Join Peterson for a beautiful summer day braai (barbeque), on the back stoop of Roy and Kristine’s home, as their many dogs roam around and the children play nearby. Joining the four veterinarians is Glen Retief, Peterson’s husband, who grew up among wildlife in South Africa’s Kruger National Park.
The Art House
Krista Hiser is back with another installment of The Ultimate Cli-Fi Book Club. Every few months Krista Hiser shares with us her thoughts about climate-themed literature. This episode Krista looks at the 2010 satirical novel “Solar” by Ian McEwan.
“Michael Beard is a Nobel prize–winning physicist whose best work is behind him. … While he coasts along in his professional life, Michael’s personal life is another matter entirely. … His wife is having an affair, and Michael realizes he is still in love with her. … Can a man who has made a mess of his life clean up the messes of humanity?” (Goodreads)

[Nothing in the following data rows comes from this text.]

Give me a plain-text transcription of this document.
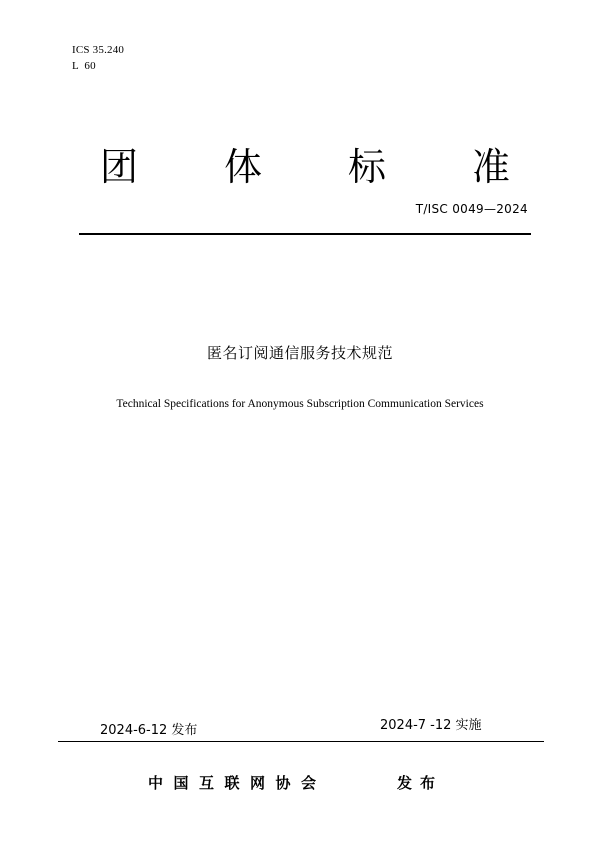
ICS 35.240
L  60
团 体 标 准
T/ISC 0049—2024
匿名订阅通信服务技术规范
Technical Specifications for Anonymous Subscription Communication Services
2024-6-12 发布	2024-7 -12 实施
中国互联网协会	发布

Dr. Krista Hiser is Sustainability Curriculum Coordinator for the University of Hawaii Office of Sustainability, where she facilitates change management, interdisciplinary dialogue, and professional development opportunities for faculty to design, update and transform courses to integrate sustainability across the curriculum. She serves on the advisory board for the Sustainability Curriculum Consortium (SCC) and on the Steering Committee for the Association for the Advancement of Sustainability in Higher Education (AASHE).

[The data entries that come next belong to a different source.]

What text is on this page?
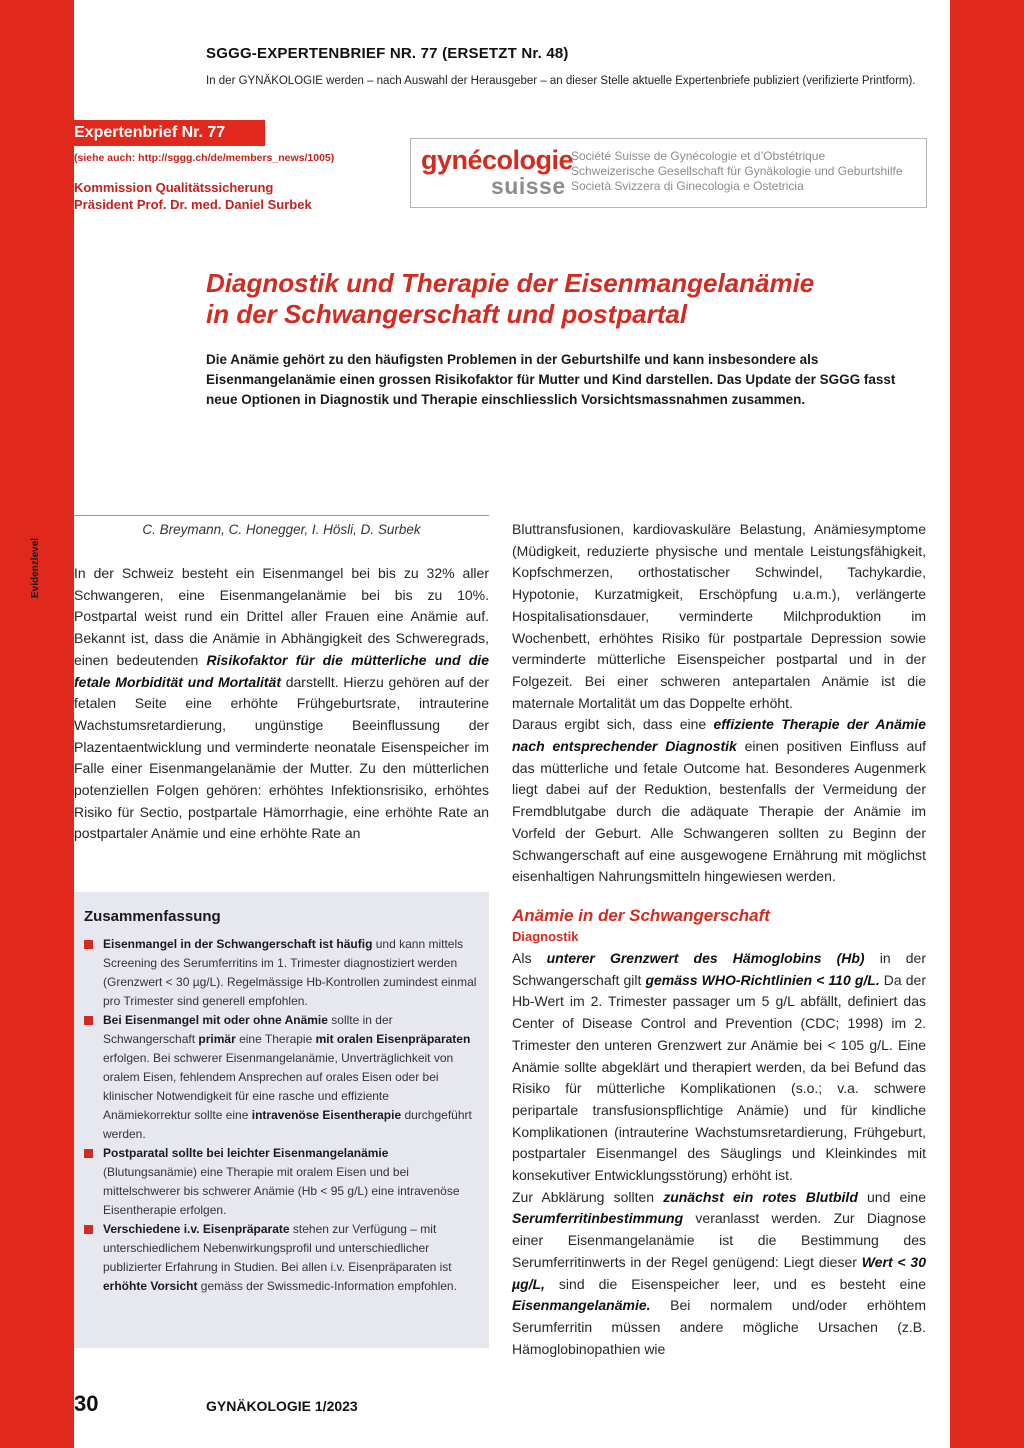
SGGG-EXPERTENBRIEF NR. 77 (ERSETZT Nr. 48)
In der GYNÄKOLOGIE werden – nach Auswahl der Herausgeber – an dieser Stelle aktuelle Expertenbriefe publiziert (verifizierte Printform).
Expertenbrief Nr. 77
(siehe auch: http://sggg.ch/de/members_news/1005)
Kommission Qualitätssicherung
Präsident Prof. Dr. med. Daniel Surbek
gynécologie
suisse
Société Suisse de Gynécologie et d’Obstétrique
Schweizerische Gesellschaft für Gynäkologie und Geburtshilfe
Società Svizzera di Ginecologia e Ostetricia
Diagnostik und Therapie der Eisenmangelanämie
in der Schwangerschaft und postpartal
Die Anämie gehört zu den häufigsten Problemen in der Geburtshilfe und kann insbesondere als Eisenmangelanämie einen grossen Risikofaktor für Mutter und Kind darstellen. Das Update der SGGG fasst neue Optionen in Diagnostik und Therapie einschliesslich Vorsichtsmassnahmen zusammen.
Evidenzlevel
C. Breymann, C. Honegger, I. Hösli, D. Surbek

In der Schweiz besteht ein Eisenmangel bei bis zu 32% aller Schwangeren, eine Eisenmangelanämie bei bis zu 10%. Postpartal weist rund ein Drittel aller Frauen eine Anämie auf. Bekannt ist, dass die Anämie in Abhängigkeit des Schweregrads, einen bedeutenden Risikofaktor für die mütterliche und die fetale Morbidität und Mortalität darstellt. Hierzu gehören auf der fetalen Seite eine erhöhte Frühgeburtsrate, intrauterine Wachstumsretardierung, ungünstige Beeinflussung der Plazentaentwicklung und verminderte neonatale Eisenspeicher im Falle einer Eisenmangelanämie der Mutter. Zu den mütterlichen potenziellen Folgen gehören: erhöhtes Infektionsrisiko, erhöhtes Risiko für Sectio, postpartale Hämorrhagie, eine erhöhte Rate an postpartaler Anämie und eine erhöhte Rate an

Zusammenfassung
Eisenmangel in der Schwangerschaft ist häufig und kann mittels Screening des Serumferritins im 1. Trimester diagnostiziert werden (Grenzwert < 30 µg/L). Regelmässige Hb-Kontrollen zumindest einmal pro Trimester sind generell empfohlen.
Bei Eisenmangel mit oder ohne Anämie sollte in der Schwangerschaft primär eine Therapie mit oralen Eisenpräparaten erfolgen. Bei schwerer Eisenmangelanämie, Unverträglichkeit von oralem Eisen, fehlendem Ansprechen auf orales Eisen oder bei klinischer Notwendigkeit für eine rasche und effiziente Anämiekorrektur sollte eine intravenöse Eisentherapie durchgeführt werden.
Postparatal sollte bei leichter Eisenmangelanämie (Blutungsanämie) eine Therapie mit oralem Eisen und bei mittelschwerer bis schwerer Anämie (Hb < 95 g/L) eine intravenöse Eisentherapie erfolgen.
Verschiedene i.v. Eisenpräparate stehen zur Verfügung – mit unterschiedlichem Nebenwirkungsprofil und unterschiedlicher publizierter Erfahrung in Studien. Bei allen i.v. Eisenpräparaten ist erhöhte Vorsicht gemäss der Swissmedic-Information empfohlen.

Bluttransfusionen, kardiovaskuläre Belastung, Anämiesymptome (Müdigkeit, reduzierte physische und mentale Leistungsfähigkeit, Kopfschmerzen, orthostatischer Schwindel, Tachykardie, Hypotonie, Kurzatmigkeit, Erschöpfung u.a.m.), verlängerte Hospitalisationsdauer, verminderte Milchproduktion im Wochenbett, erhöhtes Risiko für postpartale Depression sowie verminderte mütterliche Eisenspeicher postpartal und in der Folgezeit. Bei einer schweren antepartalen Anämie ist die maternale Mortalität um das Doppelte erhöht.

Daraus ergibt sich, dass eine effiziente Therapie der Anämie nach entsprechender Diagnostik einen positiven Einfluss auf das mütterliche und fetale Outcome hat. Besonderes Augenmerk liegt dabei auf der Reduktion, bestenfalls der Vermeidung der Fremdblutgabe durch die adäquate Therapie der Anämie im Vorfeld der Geburt. Alle Schwangeren sollten zu Beginn der Schwangerschaft auf eine ausgewogene Ernährung mit möglichst eisenhaltigen Nahrungsmitteln hingewiesen werden.

Anämie in der Schwangerschaft
Diagnostik

Als unterer Grenzwert des Hämoglobins (Hb) in der Schwangerschaft gilt gemäss WHO-Richtlinien < 110 g/L. Da der Hb-Wert im 2. Trimester passager um 5 g/L abfällt, definiert das Center of Disease Control and Prevention (CDC; 1998) im 2. Trimester den unteren Grenzwert zur Anämie bei < 105 g/L. Eine Anämie sollte abgeklärt und therapiert werden, da bei Befund das Risiko für mütterliche Komplikationen (s.o.; v.a. schwere peripartale transfusionspflichtige Anämie) und für kindliche Komplikationen (intrauterine Wachstumsretardierung, Frühgeburt, postpartaler Eisenmangel des Säuglings und Kleinkindes mit konsekutiver Entwicklungsstörung) erhöht ist.

Zur Abklärung sollten zunächst ein rotes Blutbild und eine Serumferritinbestimmung veranlasst werden. Zur Diagnose einer Eisenmangelanämie ist die Bestimmung des Serumferritinwerts in der Regel genügend: Liegt dieser Wert < 30 µg/L, sind die Eisenspeicher leer, und es besteht eine Eisenmangelanämie. Bei normalem und/oder erhöhtem Serumferritin müssen andere mögliche Ursachen (z.B. Hämoglobinopathien wie

30	GYNÄKOLOGIE 1/2023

Krista is also responding to a hard-hitting research paper “Through the Eye of a Needle: An Eco-Heterodox Perspective on the Renewable Energy Transition” by Megan K. Seibert and William E. Rees.
Abstract: This analysis makes clear that the pat notion of “affordable clean energy” views the world through a narrow keyhole that is blind to innumerable economic, ecological, and social costs. These undesirable “externalities” can no longer be ignored. To achieve sustainability and salvage civilization, society must embark on a planned, cooperative descent from an extreme state of overshoot in just a decade or two. While it might be easier for the proverbial camel to pass through the eye of a needle than for global society to succeed in this endeavor, history is replete with stellar achievements that have arisen only from a dogged pursuit of the seemingly impossible.
This research reveals just how tricky it is to take on climate change. It is a wicked problem with many moving parts we often do not want to see or acknowledge, but Krista encourages us to see the problems in their fullness so we respond with significant and effective solutions.
You can read a written version of Krista’s essay at The Ultimate Cli-Fi Book Club for Sustainability in Higher Education.
You can hear standalone versions of The Art House at Artists and Climate Change.
Good News Report
Our good news report comes from State College, Pa., the home of Penn State University. CCL volunteer Dick Jones and the State College CCL chapter is pleased to report that the State College Bureau Council unanimously passed a resolution calling on Congress to pass the Energy and Innovation Act. It is one of over 100 city councils to pass such a resolution, including Allentown, Bethlehem, Harrisburg, Pittsburgh, and York, Pa.